"Gov. Greg Abbott to meet this month with Dallas lawmaker on Confederate markers" was first published by The Texas Tribune, a nonprofit, nonpartisan media organization that informs Texans — and engages with them — about public policy, politics, government and statewide issues.
Texas Gov. Greg Abbott will meet with state Rep. Eric Johnson, D-Dallas, on Oct. 27 to discuss altering or removing Confederate statues and monuments located on Capitol grounds, a spokesperson for the governor’s office told The Texas Tribune Wednesday.
In August, Johnson sent a letter to the State Preservation Board — which oversees the Capitol grounds — asking for the removal of Confederate iconography from the state Capitol.
Johnson pointed to one particular plaque, which was erected in 1959, located outside his Capitol office. The plaque asserts that the Civil War was “not a rebellion, nor was its underlying cause to sustain slavery."
“The aforementioned plaque has no rightful place in the Texas Capitol,” Johnson wrote in a letter dated Aug. 16. “The plaque is not historically accurate in the slightest, to which any legitimate, peer-reviewed Civil War historian will attest.”

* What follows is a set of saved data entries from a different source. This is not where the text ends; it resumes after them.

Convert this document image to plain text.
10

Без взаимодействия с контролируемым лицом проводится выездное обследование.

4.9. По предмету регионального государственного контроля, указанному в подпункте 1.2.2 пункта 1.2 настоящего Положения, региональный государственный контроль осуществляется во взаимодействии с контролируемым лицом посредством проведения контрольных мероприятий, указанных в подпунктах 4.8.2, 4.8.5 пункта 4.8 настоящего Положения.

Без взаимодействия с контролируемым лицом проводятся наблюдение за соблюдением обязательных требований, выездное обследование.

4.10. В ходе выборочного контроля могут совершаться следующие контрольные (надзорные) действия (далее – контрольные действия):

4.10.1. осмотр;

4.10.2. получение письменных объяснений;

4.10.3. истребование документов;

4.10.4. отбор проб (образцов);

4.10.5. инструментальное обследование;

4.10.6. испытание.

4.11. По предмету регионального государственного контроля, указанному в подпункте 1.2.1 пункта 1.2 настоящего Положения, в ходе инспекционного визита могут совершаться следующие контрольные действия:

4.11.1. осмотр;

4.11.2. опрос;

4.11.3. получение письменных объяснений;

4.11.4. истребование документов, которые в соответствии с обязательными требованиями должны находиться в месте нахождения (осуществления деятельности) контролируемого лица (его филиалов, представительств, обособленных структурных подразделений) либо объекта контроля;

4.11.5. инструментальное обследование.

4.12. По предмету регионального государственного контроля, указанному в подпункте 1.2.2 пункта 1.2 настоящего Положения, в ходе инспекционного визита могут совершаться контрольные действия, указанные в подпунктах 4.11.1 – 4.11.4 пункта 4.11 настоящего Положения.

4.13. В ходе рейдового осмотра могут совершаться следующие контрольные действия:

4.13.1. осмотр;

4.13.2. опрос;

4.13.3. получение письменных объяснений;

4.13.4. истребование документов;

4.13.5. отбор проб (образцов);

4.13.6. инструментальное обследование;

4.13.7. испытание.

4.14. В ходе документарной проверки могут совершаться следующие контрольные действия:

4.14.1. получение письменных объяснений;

Abbott agreed to meet with Johnson to discuss the issue in mid-September. The governor previously said removing the monuments "won't erase our nation's past, and it doesn't advance our nation's future."
House Speaker Joe Straus, R-San Antonio, also chimed in on the debate, writing a separate letter to the State Preservation Board last month asking that the same plaque be removed.
"This is not accurate, and Texans are not well-served by incorrect information about our history," Straus said. He added that “Confederate monuments and plaques are understandably important to many Texans" but stressed the importance of such landmarks being "accurate and appropriate."
Straus’ letter to the State Preservation Board and Abbott’s meeting with Johnson is part of a larger conversation — both statewide and national — surrounding Confederate monuments. After a march defending a Robert E. Lee monument in Charlottesville, Virginia, erupted into deadly violence in August, some confederate statues in Texas quickly came down after years of debate, including three at the University of Texas at Austin and one in a public park in Dallas.
Johnson, who has long tried to start a conversation on the issue, previously told The Dallas Morning News he is "confident" that Abbott and the State Preservation Board "will do the right thing and decide to remove this particular piece of offensive propaganda from our state Capitol." Still, there are more than 180 public symbols of the Confederacy around Texas, including a dozen on Capitol grounds.